Palear es duro. Tener que palear y no poder es una cosa. Querer palear y no poder es una doble desesperación, doblarse a modo de reverencia ante el carbón. Yo no tengo miedo de palear, sino de mí mismo. Es decir, de que al palear piense en algo distinto a que estoy paleando. En los primeros tiempos me sucedía eso a veces. Consume las fuerzas que necesitas para palear. La pala del corazón se percata en el acto cuando no estoy completamente concentrado en ella. Entonces un pánico sutil me oprime la garganta. El desnudo compás binario golpea las sienes y se toma el pulso, que es una jauría de claxons. Estoy a punto de desplomarme, en el paladar dulce se me hincha la campanilla. Y el ángel del hambre se cuelga completamente dentro de mi boca, de mi velo del paladar.
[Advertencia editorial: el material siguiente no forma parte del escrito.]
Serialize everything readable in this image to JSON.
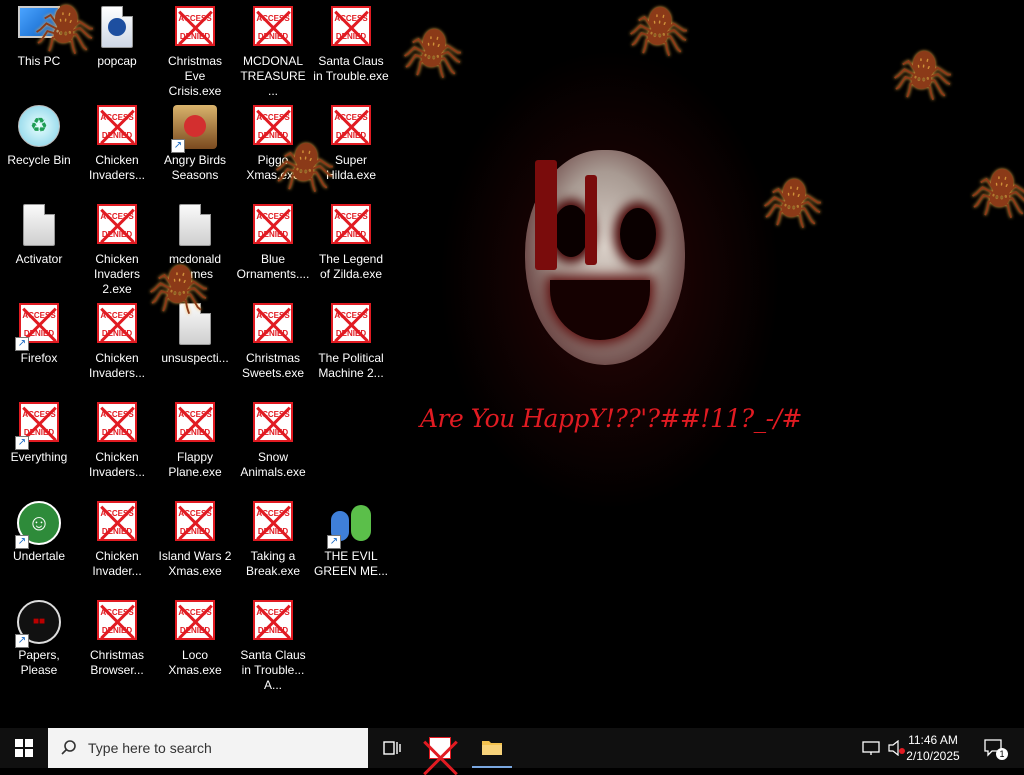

Es su balanza. Él ajusta mis ojos, y la pala del corazón se marea, el carbón se desvanece. El ángel del hambre pone mis mejillas sobre su mentón. Hace columpiarse a mi aliento. El columpio del aliento es un delirio, y menudo delirio. Alzo la vista: ahí arriba, sereno algodón veraniego, el bordado de las nubes. Mi cerebro se estremece fijado en el cielo con la punta de una aguja, ya sólo posee ese único anclaje. Y fantasea con la comida. Ya veo en el aire las mesas cubiertas con manteles blancos, y la grava chirría bajo mis pies. Y el sol me alumbra luminoso atravesando por el centro la glándula pineal. El ángel del hambre mira su balanza y dice: Todavía no me resultas lo bastante ligero, cómo es que no aflojas.

Yo respondo: Tú me engañas con mi carne. Ha sucumbido ante ti. Pero yo no soy mi carne. Soy otra cosa y no cejo. Ya no se puede hablar de quién soy yo, pero no te digo lo que soy. Lo que soy engaña a tu balanza.

Esto acontecía a menudo durante el segundo invierno en el campo de trabajo. Llego por la mañana temprano muerto de cansancio del turno de noche. Ahora libro, debería dormir, pero me tumbo y no puedo hacerlo. En el barracón, las 68 camas están vacías, todos los demás están trabajando. Siento ganas de salir a la tarde
patiovacía
. El viento lanza su nieve fina que crepita en la nuca. Con un hambre tan notoria, el ángel me acompaña al montón de desperdicios emplazado tras la cantina. Yo le sigo tambaleándome un poco, cuelgo, inclinado, del velo de mi paladar. Sigo, paso a paso, a mis pies, suponiendo que no sean los suyos. El hambre es mi dirección, si no es la suya. El ángel me cede el paso. No es que sienta timidez, es que no quiere ser visto en mi compañía. Entonces agacho la espalda, si no es la suya. Mi avidez es brutal, mis manos salvajes. Sí, son las mías, el ángel no toca los desperdicios. Me meto en la boca mondas de patata y cierro los ojos, así saboreo mejor las mondas heladas de patata, dulces y vidriosas.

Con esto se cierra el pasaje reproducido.